I was recently introduced to this moving account of the Vietnam war by Caroline of the Beauty is a Sleeping Cat blog as part of this year’s Literature & War Readalong. Over on Caroline’s blog, I said how blown away I was by Huong’s rich prose, and called it a perfect storm of a book because of the way that the descriptive elements, dialogue and characterization came together so beautifully.
A perfect example of characterization in this passage, which describes a liaison agent that is guiding main character Quan into another sector of the Communist-occupied area:
He had a pug nose and puffy red eyes, the kind of face they say brings bad luck. There was something sinister about him. But then he was just a faithful liaison agent, by all appearances a gentle, decent man. God bless him. After all, he had survived 317 bombardments.
Then there is this passage, which details an improbable find that Quan makes in a decaying, bombed-out shelter after the liaison agent leaves him on his own:
I hacked away colocassias along a rock wall. A house appeared, or more like a room without a roof, sealed off by four rock walls, meticulously layered like a box without a lid, bottomless. In the middle, in a hammock strung between two trees, lay a human skeleton.
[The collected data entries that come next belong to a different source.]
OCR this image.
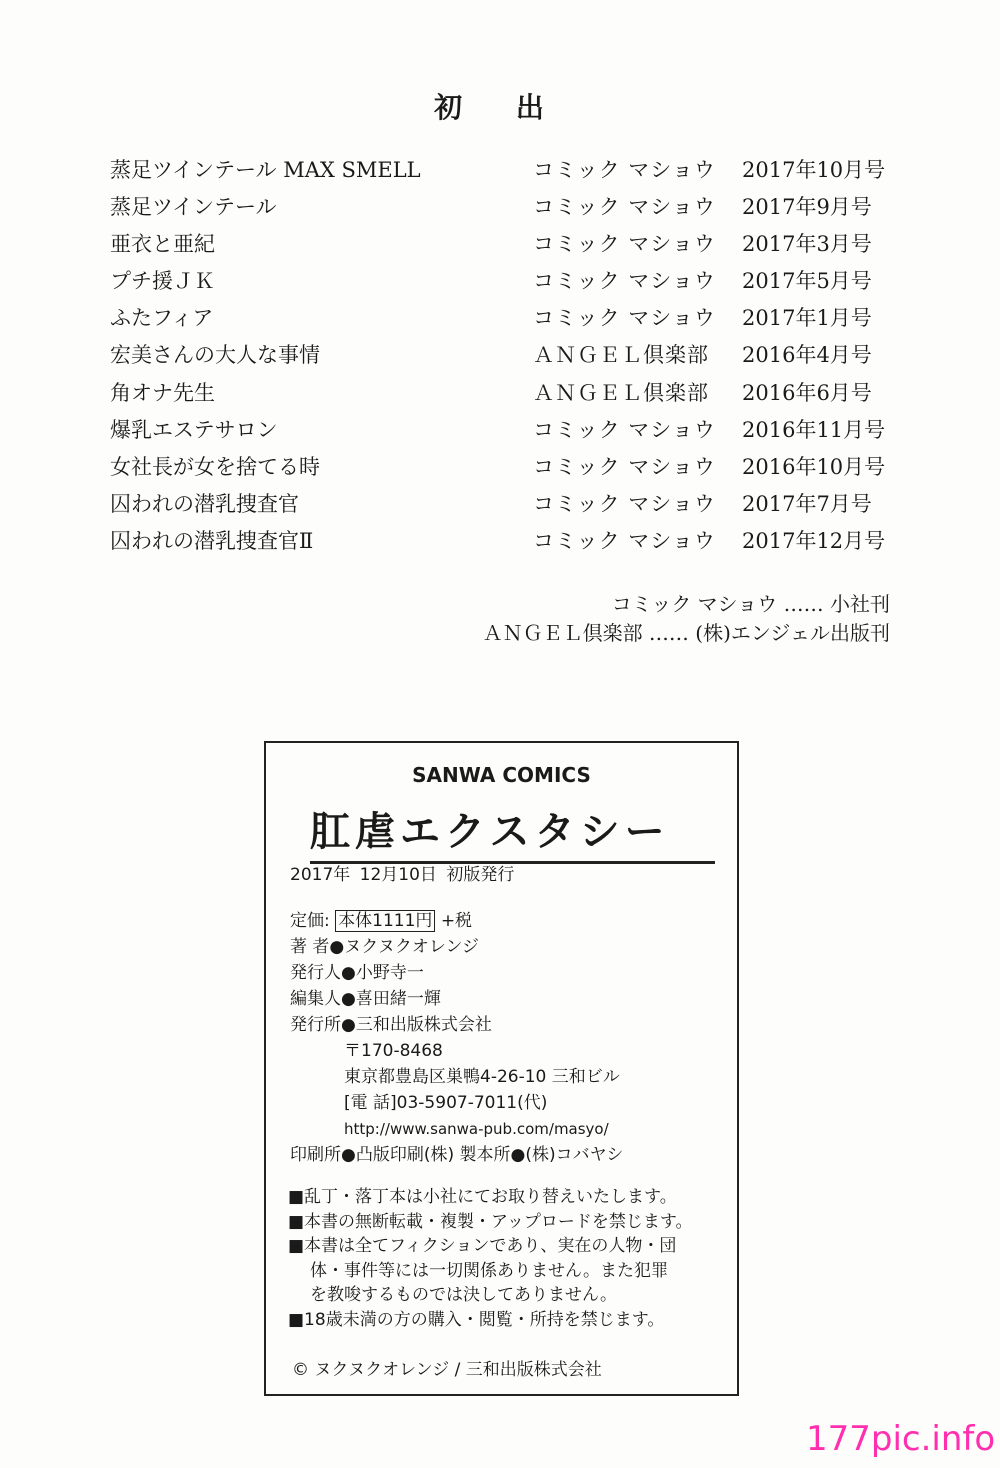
初 出
蒸足ツインテール MAX SMELL	コミック マショウ 2017年10月号
蒸足ツインテール	コミック マショウ 2017年9月号
亜衣と亜紀	コミック マショウ 2017年3月号
プチ援ＪＫ	コミック マショウ 2017年5月号
ふたフィア	コミック マショウ 2017年1月号
宏美さんの大人な事情	ＡＮＧＥＬ倶楽部 2016年4月号
角オナ先生	ＡＮＧＥＬ倶楽部 2016年6月号
爆乳エステサロン	コミック マショウ 2016年11月号
女社長が女を捨てる時	コミック マショウ 2016年10月号
囚われの潜乳捜査官	コミック マショウ 2017年7月号
囚われの潜乳捜査官Ⅱ	コミック マショウ 2017年12月号
コミック マショウ …… 小社刊
ＡＮＧＥＬ倶楽部 …… (株)エンジェル出版刊
SANWA COMICS
肛虐エクスタシー
2017年 12月10日 初版発行
定価: 本体1111円 +税
著 者●ヌクヌクオレンジ
発行人●小野寺一
編集人●喜田緒一輝
発行所●三和出版株式会社
〒170-8468
東京都豊島区巣鴨4-26-10 三和ビル
[電 話]03-5907-7011(代)
http://www.sanwa-pub.com/masyo/
印刷所●凸版印刷(株) 製本所●(株)コバヤシ
■乱丁・落丁本は小社にてお取り替えいたします。
■本書の無断転載・複製・アップロードを禁じます。
■本書は全てフィクションであり、実在の人物・団
体・事件等には一切関係ありません。また犯罪
を教唆するものでは決してありません。
■18歳未満の方の購入・閲覧・所持を禁じます。
© ヌクヌクオレンジ / 三和出版株式会社
177pic.info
It looked as if it was sleeping there. The bones, intact, shone an immaculate white…The dead man’s face was frozen in a toothy grin; his teeth were shiny, straight. They were the teeth of a young man. Like me, he must have wandered for days and days in this surreal valley shrouded in fog, choked with vegetation….
The fog rolled across the ground, seeped into my armpits, crawled up my neck. I heard, as if in a dream, the strain of a flute….
The immaculate skeleton looked at me, laughing, as if to say, ‘So I’m still whole. Magnificent, isn’t it, companion?’ The nylon hammock [too] was still in perfect shape. Our civilization of plastics has worked miracles for this century.
That knock-out line, “spoken’ by the skeleton, just hangs there in all that lush vegetation haunting me well into the next scenes. Soon after this encounter, in another shelter, a now bedridden Quan examines his surroundings:
My head resting on my palms, I examined the bunker’s roof beams. On the main beam, in a furrow, I spotted a nest of fleas. Sated, they slept soundly. The war was a paradise for them. They lived well, always satisfied. We offered them unlimited blood. This was a meagre tax compared to the tributes the bombs claimed from us.
Everything about that paragraph is just…pulsing…like those falling bombs. More later on my thoughts on the book and its author.